Other than Limbaugh and Giuliani, the following people appeared on the CBS Evening News' "Free Speech":
- September 5: Filmmaker Morgan Spurlock, commenting on the lack of "real, civil discourse" in the United States.
- September 6: Los Angeles Times reporter Sonia Nazario, addressing "the plight of hundreds of thousands of mothers now in the U.S. and the children they felt forced to leave behind in Central America."
- September 8: Comedy writer Jim Twohie, commenting on the length of congressional vacations.
From the September 11 broadcast of the CBS Evening News with Katie Couric:
GIULIANI: Over the past five years, not a single day has gone by without a vivid memory of the attacks of September 11, 2001.

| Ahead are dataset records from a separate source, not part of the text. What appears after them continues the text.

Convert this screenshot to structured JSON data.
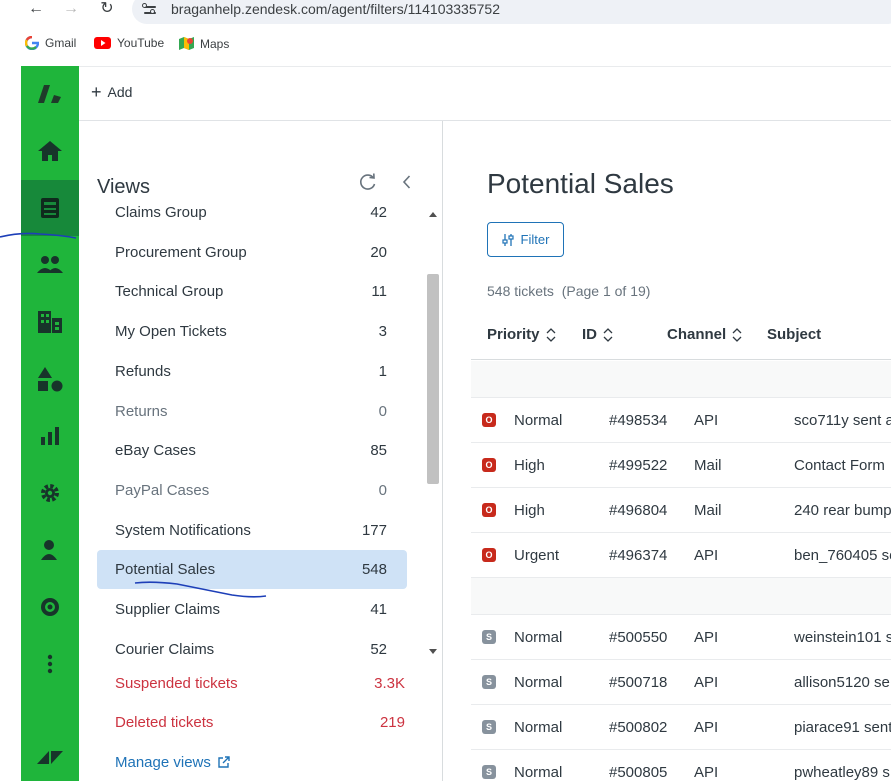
{
  "browser": {
    "url": "braganhelp.zendesk.com/agent/filters/114103335752",
    "bookmarks": [
      "Gmail",
      "YouTube",
      "Maps"
    ]
  },
  "leftnav": {
    "items": [
      "logo",
      "home",
      "views",
      "customers",
      "organizations",
      "objects",
      "reporting",
      "admin",
      "user",
      "mailchimp",
      "more",
      "zendesk-products"
    ],
    "active": "views",
    "brand_color": "#1fb53b",
    "active_color": "#17893a"
  },
  "topbar": {
    "add_label": "Add"
  },
  "views": {
    "title": "Views",
    "items": [
      {
        "label": "Claims Group",
        "count": "42",
        "muted": false
      },
      {
        "label": "Procurement Group",
        "count": "20",
        "muted": false
      },
      {
        "label": "Technical Group",
        "count": "11",
        "muted": false
      },
      {
        "label": "My Open Tickets",
        "count": "3",
        "muted": false
      },
      {
        "label": "Refunds",
        "count": "1",
        "muted": false
      },
      {
        "label": "Returns",
        "count": "0",
        "muted": true
      },
      {
        "label": "eBay Cases",
        "count": "85",
        "muted": false
      },
      {
        "label": "PayPal Cases",
        "count": "0",
        "muted": true
      },
      {
        "label": "System Notifications",
        "count": "177",
        "muted": false
      },
      {
        "label": "Potential Sales",
        "count": "548",
        "muted": false,
        "selected": true
      },
      {
        "label": "Supplier Claims",
        "count": "41",
        "muted": false
      },
      {
        "label": "Courier Claims",
        "count": "52",
        "muted": false
      }
    ],
    "suspended": {
      "label": "Suspended tickets",
      "count": "3.3K"
    },
    "deleted": {
      "label": "Deleted tickets",
      "count": "219"
    },
    "manage_label": "Manage views"
  },
  "main": {
    "title": "Potential Sales",
    "filter_label": "Filter",
    "ticket_count": "548 tickets",
    "page_info": "(Page 1 of 19)",
    "columns": [
      "Priority",
      "ID",
      "Channel",
      "Subject"
    ],
    "rows": [
      {
        "status": "O",
        "priority": "Normal",
        "id": "#498534",
        "channel": "API",
        "subject": "sco711y sent a"
      },
      {
        "status": "O",
        "priority": "High",
        "id": "#499522",
        "channel": "Mail",
        "subject": "Contact Form"
      },
      {
        "status": "O",
        "priority": "High",
        "id": "#496804",
        "channel": "Mail",
        "subject": "240 rear bump"
      },
      {
        "status": "O",
        "priority": "Urgent",
        "id": "#496374",
        "channel": "API",
        "subject": "ben_760405 se"
      },
      {
        "status": "S",
        "priority": "Normal",
        "id": "#500550",
        "channel": "API",
        "subject": "weinstein101 s"
      },
      {
        "status": "S",
        "priority": "Normal",
        "id": "#500718",
        "channel": "API",
        "subject": "allison5120 se"
      },
      {
        "status": "S",
        "priority": "Normal",
        "id": "#500802",
        "channel": "API",
        "subject": "piarace91 sent"
      },
      {
        "status": "S",
        "priority": "Normal",
        "id": "#500805",
        "channel": "API",
        "subject": "pwheatley89 s"
      }
    ],
    "status_colors": {
      "open": "#c72a1c",
      "solved": "#87929d"
    }
  }
}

I still feel all the things I felt on that day: Anger at the terrorists. Sadness for those who lost loved ones. Awe at the courage shown by both emergency workers and ordinary citizens. It may be tempting to allow these memories to fade. That's a natural response. But the attacks of five years ago cannot be consigned to history.
Remember, terrorism did not begin on September 11, 2001. The killing of innocent civilians by Islamic fanatics has been going on for more than 30 years. What was different about the attacks of five years ago is that September 11 marks the day that our nation broke the pattern of being only on defense. After September 11, we went on offense against the terrorists. We must remain on offense.
The people who consider democracy their enemy have not stopped fighting. They've launched attacks in Bali, Madrid, Beslan, and London.
These attacks are about a radical form of Islam that views our very existence as a grave threat. This is a war with people who seek to eliminate our most precious freedoms. It's a fight over the preservation of the modern world. If we remain steadfast, if we do not surrender to frustration and remain committed to overcoming terrorism, then those who died on September 11 will not have died in vain.
What we learned is that free people have much greater strength than they realize. Ultimately, free people prevail over oppression.